Caro Joaquim... então e as ideias luminosas? O génio não se vê apenas naquilo que é mediático... o génio de cada um vê-se também na capacidade de resolver problemas.
As ideias luminosas geralmente não surgem com a transpiração... aparecem sorrateiras quando menos as esperamos, depois de muito termos suado as estopinhas, de termos forçado o cérebro à exaustão e nada termos conseguido. As ideias luminosas estão lá nesse lugar de que fala a Sophia, escondidas, à espreita, esperando a altura em que acalmemos e estajamos prontos para elas, para as escutar...

ablogando disse...

As ideias luminosas , continuando a utilizar a perspectiva de Descartes para explicar melhor o que quero dizer, são também intuições, chamemos-lhes de segundo nível. O conhecimento obtido por um encadeamento lógico-dedutivo é, ele próprio, uma progressão de intuição em intuição, isto é, algo só é entendido como conhecimento quando é re-conhecido como tal. Isto é particularmente claro, quando se trata do raciocínio matemático: eu sei que o raciocínio que diz que dois mais dois são quatro é válido em qualquer campo. E como é que eu sei que isto é necessariamente verdade? Por "iluminação", se quiser, por intuição.
Mas para se ter "iluminações" é necessário querer procurá-las, trabalhar, suar nesse sentido, aprender a "sintonizar o aparelho", estar com atenção. Umas vezes conseguimos, outras não, outras ainda distraímo-nos...
De repente damos uma palmada na testa e exclamamos: "Então e se eu pensar (fizer) assim?! Não era mesmo evidente que...?!".
Lembra-se do que dizia o Agostinho da Silva, de que não queria receber direitos de autor porque não sabia se as ideias eram, de facto, dele, se não seremos como uma espécie de receptores de rádio, captando as ideias que andam por aí? Descontando o lado brincalhão...
O problema da origem da inspiração e do conhecimento dela derivada é, aliás, um tema do jovem Platão, no Íon, uma das suas primeiras obras, ou seja, umas das suas primeiras preocupações.
Respondi com clareza? Se o não fiz, faz favor de reclamar.

alf disse...

Meu caro Joaquim, fiquei tão entusiasmado com este texto que fui logo divulgá-lo noutros lados e até me esqueci de por aqui um comentário.

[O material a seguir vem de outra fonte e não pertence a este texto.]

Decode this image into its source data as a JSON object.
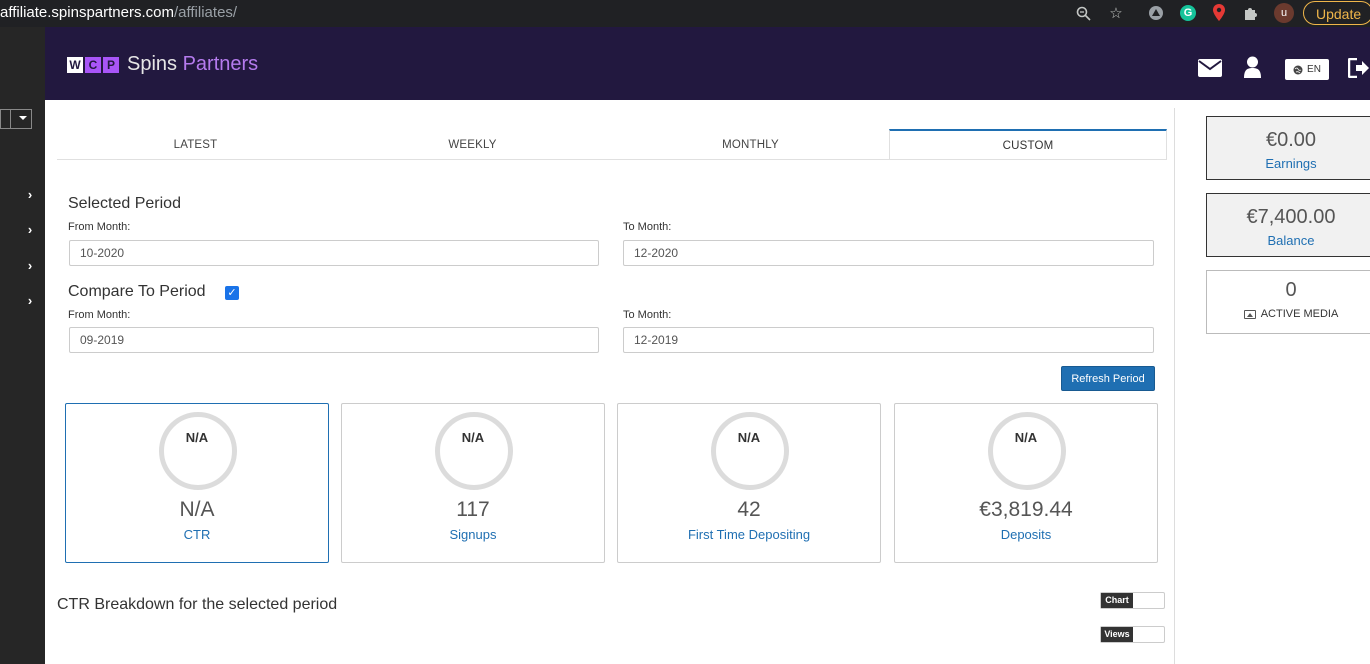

Eu digo isto muitas vezes e admira-me como muita gente está convencida que as suas ideias resultam exclusivamente do seu pensamento consciente.

Há muito que tomei consciencia que as ideias resultam de um processamento inconsciente; percebi como este processamento funciona, algumas das suas carateristicas mais importantes e procuro tirar partido disso.

Já disse umas coisitas sobre isso no meu blogue, mas pouquito, eu não tenho o prestigio da Sophia, já basta outras coisas que tenho para dizer bem estranhas... não quero passar logo por maluco...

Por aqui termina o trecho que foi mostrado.